First-person shooters seem perfectly suited to VR, even more so when there is no movement involved. Pixel Gear slots perfectly into a niche that is currently lacking in PS VR’s library but struggles to provide an enjoyable experience that is further diminished by its short length.
Turn, Point, and Shoot
Pixel Gear is a wave-based shooter that pits cartoon monsters, zombies, and ghosts amongst others against you. The premise is as simple as it gets, aim and shoot the increasing waves of enemies while making sure nothing is creeping up on you. Ignore enemies at your peril as they provide an additional challenge by launching projectiles at you if they survive your sharpshooting. However, it should not be a problem for anyone with a trigger-happy finger.
There are a small variety of enemies that will try to swarm you, from blocky bats, scary witches to Frankenstein’s monster, but subsequent waves start to feel the same and repetitive with little to offer. In fact, they offer so little resistance that the game throws more enemies at you just to make it a little more exciting. The only challenge of the game are the boss enemies that may require a little trial and error to best, but again, nothing too difficult for the typical gamer to handle.
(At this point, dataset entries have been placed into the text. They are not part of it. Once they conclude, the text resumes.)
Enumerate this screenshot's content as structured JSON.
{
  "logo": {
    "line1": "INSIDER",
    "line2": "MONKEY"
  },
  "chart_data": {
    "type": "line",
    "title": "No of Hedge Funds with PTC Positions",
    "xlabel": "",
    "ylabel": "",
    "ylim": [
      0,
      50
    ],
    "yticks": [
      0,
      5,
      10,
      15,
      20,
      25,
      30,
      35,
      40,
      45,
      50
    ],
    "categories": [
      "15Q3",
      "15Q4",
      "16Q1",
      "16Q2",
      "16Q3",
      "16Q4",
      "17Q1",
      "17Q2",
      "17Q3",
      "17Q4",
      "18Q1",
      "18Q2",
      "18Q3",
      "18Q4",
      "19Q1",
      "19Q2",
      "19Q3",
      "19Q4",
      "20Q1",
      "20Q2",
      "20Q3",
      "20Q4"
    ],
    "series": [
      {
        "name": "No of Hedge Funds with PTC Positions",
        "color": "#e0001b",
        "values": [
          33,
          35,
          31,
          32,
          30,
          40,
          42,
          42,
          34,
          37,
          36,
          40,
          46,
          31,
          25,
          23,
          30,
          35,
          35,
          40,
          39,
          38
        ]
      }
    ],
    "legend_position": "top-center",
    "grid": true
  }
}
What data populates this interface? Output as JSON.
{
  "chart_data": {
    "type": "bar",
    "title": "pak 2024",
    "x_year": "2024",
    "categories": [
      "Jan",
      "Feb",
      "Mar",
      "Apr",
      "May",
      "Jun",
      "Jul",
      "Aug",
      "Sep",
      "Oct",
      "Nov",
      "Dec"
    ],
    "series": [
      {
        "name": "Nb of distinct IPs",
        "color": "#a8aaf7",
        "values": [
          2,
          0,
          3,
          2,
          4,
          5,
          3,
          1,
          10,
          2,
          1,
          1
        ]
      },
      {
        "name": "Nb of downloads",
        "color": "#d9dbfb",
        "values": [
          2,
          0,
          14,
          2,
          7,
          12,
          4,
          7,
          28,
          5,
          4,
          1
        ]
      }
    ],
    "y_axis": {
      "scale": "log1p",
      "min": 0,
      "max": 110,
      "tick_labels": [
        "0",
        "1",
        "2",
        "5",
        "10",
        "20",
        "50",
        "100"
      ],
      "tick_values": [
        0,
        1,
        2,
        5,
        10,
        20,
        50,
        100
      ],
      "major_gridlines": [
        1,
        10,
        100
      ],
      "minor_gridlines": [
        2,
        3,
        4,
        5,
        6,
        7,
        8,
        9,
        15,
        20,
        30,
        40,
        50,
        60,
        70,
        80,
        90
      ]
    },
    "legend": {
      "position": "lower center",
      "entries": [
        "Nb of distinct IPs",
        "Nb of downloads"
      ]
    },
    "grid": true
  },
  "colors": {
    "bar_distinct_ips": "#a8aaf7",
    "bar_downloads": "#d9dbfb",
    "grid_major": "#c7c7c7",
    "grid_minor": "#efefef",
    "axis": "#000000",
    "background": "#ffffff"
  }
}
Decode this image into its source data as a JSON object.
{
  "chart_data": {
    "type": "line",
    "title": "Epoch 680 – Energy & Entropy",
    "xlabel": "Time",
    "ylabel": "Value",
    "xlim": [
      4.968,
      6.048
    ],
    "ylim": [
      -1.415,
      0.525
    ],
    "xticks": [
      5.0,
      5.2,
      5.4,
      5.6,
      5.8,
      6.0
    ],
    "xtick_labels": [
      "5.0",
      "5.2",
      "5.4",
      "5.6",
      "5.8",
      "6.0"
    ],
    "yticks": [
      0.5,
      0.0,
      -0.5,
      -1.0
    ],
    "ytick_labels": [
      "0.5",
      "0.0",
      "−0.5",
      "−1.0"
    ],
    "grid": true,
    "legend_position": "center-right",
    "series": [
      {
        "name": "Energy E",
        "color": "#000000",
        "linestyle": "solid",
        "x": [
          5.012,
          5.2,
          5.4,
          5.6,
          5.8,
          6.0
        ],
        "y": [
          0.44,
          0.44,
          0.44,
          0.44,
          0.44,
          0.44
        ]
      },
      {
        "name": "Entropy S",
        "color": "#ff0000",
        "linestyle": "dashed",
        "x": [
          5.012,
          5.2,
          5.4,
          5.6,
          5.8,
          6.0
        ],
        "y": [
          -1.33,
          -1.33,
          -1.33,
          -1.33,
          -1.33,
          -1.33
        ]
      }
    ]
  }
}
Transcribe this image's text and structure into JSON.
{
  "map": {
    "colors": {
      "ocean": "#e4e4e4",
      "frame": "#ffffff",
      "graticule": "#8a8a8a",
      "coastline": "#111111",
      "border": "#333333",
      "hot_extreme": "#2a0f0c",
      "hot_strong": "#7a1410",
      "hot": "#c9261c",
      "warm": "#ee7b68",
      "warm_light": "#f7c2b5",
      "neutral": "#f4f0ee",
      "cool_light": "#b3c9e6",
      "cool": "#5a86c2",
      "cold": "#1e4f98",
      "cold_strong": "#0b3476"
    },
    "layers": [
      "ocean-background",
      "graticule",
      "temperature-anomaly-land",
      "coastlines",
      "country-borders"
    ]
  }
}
A Square Peg In A Round Hole
The mechanic of using the Playstation Move controller (Dualshock 4 is not supported) to aim and shoot is so simple and perfect, it is a shame that this was not coupled with a more fleshed-out and well-designed game. The shooting itself is unable to hold together uninteresting level design, easy enemies and a lack of a gameplay hook to keep you going.
With three difficulty levels and only three worlds to get past, there is frankly very little replayability and veer towards a boring experience. The addition of more weapons does little to spice things up. Even the starting gun is vastly more useful than a sniper rifle that requires you to look down the scope when enemies are advancing thick and fast.
Pixel Gear could have been an awesome PS VR first-person shooter entry with its simple but excellent control scheme, but ultimately it is hampered by a lack of meaningful content and uninspired design. While it demonstrates that the importance of getting the controls right could go a long way, it also illustrates the pitfalls of having little else to back that up.